I pledge my allegiance, to the flag…for which it stands…as a sequence of boolean bits.
It’s been two years since President Obama created the United States Digital Service (USDS), which lies as part of the Executive Office of the President to, “accelerate efforts to improve and simplify the digital experience between individuals, businesses, and the government.”
Or, as the White House Snapchat quipped, “it’s like the Peace Corps for nerds.”
After the Obama administration was heavily criticized for the launch of HealthCare.gov, President Obama poached a top Google employee to clean up the mess and was soon appointed as the administrator of the USDS. His new job meant he had to continue to clean up the government’s antiquated digital procedures and the USDS was coined as the “White House’s first tech startup.”
In the latest White House Impact Report, the press office says, “More than 170 engineers, designers, data scientists, and product managers have answered the President’s call and signed on for a tour of duty…to develop better digital services for the American people.” This included launching the Digital Services Playbook to continue to “help government build effective digital services” such as the build of a new, “one-stop shop digital experience for Veterans.”
170 people
1000s of pull requests
Countless awesome partners
3 favorite emoji ????
1 mission2 years of USDS: https://t.co/xsNavtmmXw
— U.S. Digital Service (@USDS) August 11, 2016
So you can say that the USDS is more than just a news tidbit about how the President looks cool bringing in Silicon Valley nerds into the White House and certainly more than some pretty great Snapchat story material. The list of digital improvements the group has made over the past two years is pretty impressive and it’s not surprising considering the giant roster of tech heavyweights who are involved. Even my SEO idol, Matt Cutts, talked about his digital call of duty and how he was inspired to join the Defense Digital Service, a piece of the larger USDS organization that works out of the Pentagon.
“An early effort discovered and fixed a problem where thousands of medical records for veterans were getting silently dropping on the floor if a doctor selected the wrong dropdown when scanning a document,” wrote Cutts in a Quora forum. “[The group] is also helping with part of the next-generation GPS system, and they’re working to replace atool called the Defense Travel System that the military uses for booking travel.”

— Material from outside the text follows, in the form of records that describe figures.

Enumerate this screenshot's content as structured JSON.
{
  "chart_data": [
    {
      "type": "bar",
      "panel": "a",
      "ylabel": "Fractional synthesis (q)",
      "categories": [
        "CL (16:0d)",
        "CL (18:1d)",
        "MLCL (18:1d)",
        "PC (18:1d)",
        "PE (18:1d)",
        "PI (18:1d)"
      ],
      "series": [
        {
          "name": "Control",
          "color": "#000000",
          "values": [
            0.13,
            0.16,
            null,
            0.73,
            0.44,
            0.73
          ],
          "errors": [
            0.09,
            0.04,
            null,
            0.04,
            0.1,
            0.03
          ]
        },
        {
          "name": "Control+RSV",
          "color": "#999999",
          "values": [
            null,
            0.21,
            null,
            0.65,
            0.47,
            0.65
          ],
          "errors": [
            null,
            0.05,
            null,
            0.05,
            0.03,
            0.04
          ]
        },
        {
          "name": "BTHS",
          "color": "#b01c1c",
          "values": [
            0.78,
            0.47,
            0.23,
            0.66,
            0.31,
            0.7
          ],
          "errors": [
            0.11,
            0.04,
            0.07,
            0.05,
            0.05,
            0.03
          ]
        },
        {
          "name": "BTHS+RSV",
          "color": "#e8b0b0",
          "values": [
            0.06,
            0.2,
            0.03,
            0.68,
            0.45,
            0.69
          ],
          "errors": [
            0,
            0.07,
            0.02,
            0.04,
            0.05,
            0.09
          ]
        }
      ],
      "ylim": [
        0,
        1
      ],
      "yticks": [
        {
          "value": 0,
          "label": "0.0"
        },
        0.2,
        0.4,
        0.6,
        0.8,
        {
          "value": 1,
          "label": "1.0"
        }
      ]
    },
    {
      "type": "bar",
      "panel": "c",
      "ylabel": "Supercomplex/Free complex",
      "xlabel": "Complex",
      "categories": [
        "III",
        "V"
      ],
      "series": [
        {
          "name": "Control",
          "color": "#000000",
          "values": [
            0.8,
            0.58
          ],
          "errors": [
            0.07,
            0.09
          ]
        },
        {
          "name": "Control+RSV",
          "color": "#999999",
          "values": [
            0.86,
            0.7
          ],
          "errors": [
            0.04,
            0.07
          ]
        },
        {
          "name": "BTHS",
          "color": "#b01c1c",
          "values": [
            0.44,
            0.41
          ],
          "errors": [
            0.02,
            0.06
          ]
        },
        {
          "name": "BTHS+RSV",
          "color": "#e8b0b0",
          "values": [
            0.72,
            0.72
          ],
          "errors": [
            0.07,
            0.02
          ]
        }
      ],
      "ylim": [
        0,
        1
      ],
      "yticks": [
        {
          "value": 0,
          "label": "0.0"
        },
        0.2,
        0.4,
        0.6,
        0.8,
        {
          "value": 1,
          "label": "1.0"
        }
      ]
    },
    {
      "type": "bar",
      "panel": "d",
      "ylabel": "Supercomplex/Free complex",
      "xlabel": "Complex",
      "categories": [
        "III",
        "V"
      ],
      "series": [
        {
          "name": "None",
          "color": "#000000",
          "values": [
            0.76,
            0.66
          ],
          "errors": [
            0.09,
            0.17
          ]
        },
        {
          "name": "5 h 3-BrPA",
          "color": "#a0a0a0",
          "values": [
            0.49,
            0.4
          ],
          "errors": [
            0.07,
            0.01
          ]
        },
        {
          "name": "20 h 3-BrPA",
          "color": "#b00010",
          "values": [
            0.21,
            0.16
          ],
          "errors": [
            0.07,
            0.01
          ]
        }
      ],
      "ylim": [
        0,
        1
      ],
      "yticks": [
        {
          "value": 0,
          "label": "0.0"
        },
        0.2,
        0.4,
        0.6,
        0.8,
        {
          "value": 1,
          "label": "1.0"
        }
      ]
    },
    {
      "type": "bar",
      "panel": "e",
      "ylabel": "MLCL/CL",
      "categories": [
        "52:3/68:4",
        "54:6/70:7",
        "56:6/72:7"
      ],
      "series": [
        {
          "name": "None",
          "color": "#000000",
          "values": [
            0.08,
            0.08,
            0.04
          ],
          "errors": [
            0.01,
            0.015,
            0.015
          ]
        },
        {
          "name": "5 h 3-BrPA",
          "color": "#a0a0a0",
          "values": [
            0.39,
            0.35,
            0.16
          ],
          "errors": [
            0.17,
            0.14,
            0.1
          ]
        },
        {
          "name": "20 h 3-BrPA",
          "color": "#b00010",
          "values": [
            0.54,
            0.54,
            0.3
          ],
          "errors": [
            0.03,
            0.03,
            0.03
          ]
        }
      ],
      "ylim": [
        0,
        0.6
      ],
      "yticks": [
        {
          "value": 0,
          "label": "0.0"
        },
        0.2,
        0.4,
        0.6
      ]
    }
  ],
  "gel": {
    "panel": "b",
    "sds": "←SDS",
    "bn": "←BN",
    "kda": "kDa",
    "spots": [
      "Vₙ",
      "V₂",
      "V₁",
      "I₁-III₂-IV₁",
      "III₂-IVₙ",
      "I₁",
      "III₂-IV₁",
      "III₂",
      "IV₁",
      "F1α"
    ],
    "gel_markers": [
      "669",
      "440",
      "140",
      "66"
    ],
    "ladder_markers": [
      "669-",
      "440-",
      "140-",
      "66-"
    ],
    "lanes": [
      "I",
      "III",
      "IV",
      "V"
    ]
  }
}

What’s next on the list for USDS and its teams? They want folks to hack the Pentagon. Yes, you read that right. This past March the organization unveiled the first-ever federal bug bounty program.
“The $150,000 cost of the program is a mere drop in the bucket when weighed against the $6.7B budget at the [Department of Defense] for digital security,” wrote Christopher Lynch, Director of Defense Digital Service and a former serial entrepreneur in the tech space.
“I regularly get confused with the IT guy, an AV camera operator, or a vending machine supplier at the Pentagon because I wear a hoodie, and that’s okay,” wrote Lynch. “We exist to bring in new ideas and to challenge the way things have been done because some of our approaches to technology need rethinking.”
With the public eye watching closely after the failed healthcare website and the leaked documents from ex-CIA computer contractor Edward Snowden, these tech gurus certainly have a lot on their plates.
But when you think about the possibility of digital government that’s by the people, for the people? Well, we’re on board with that.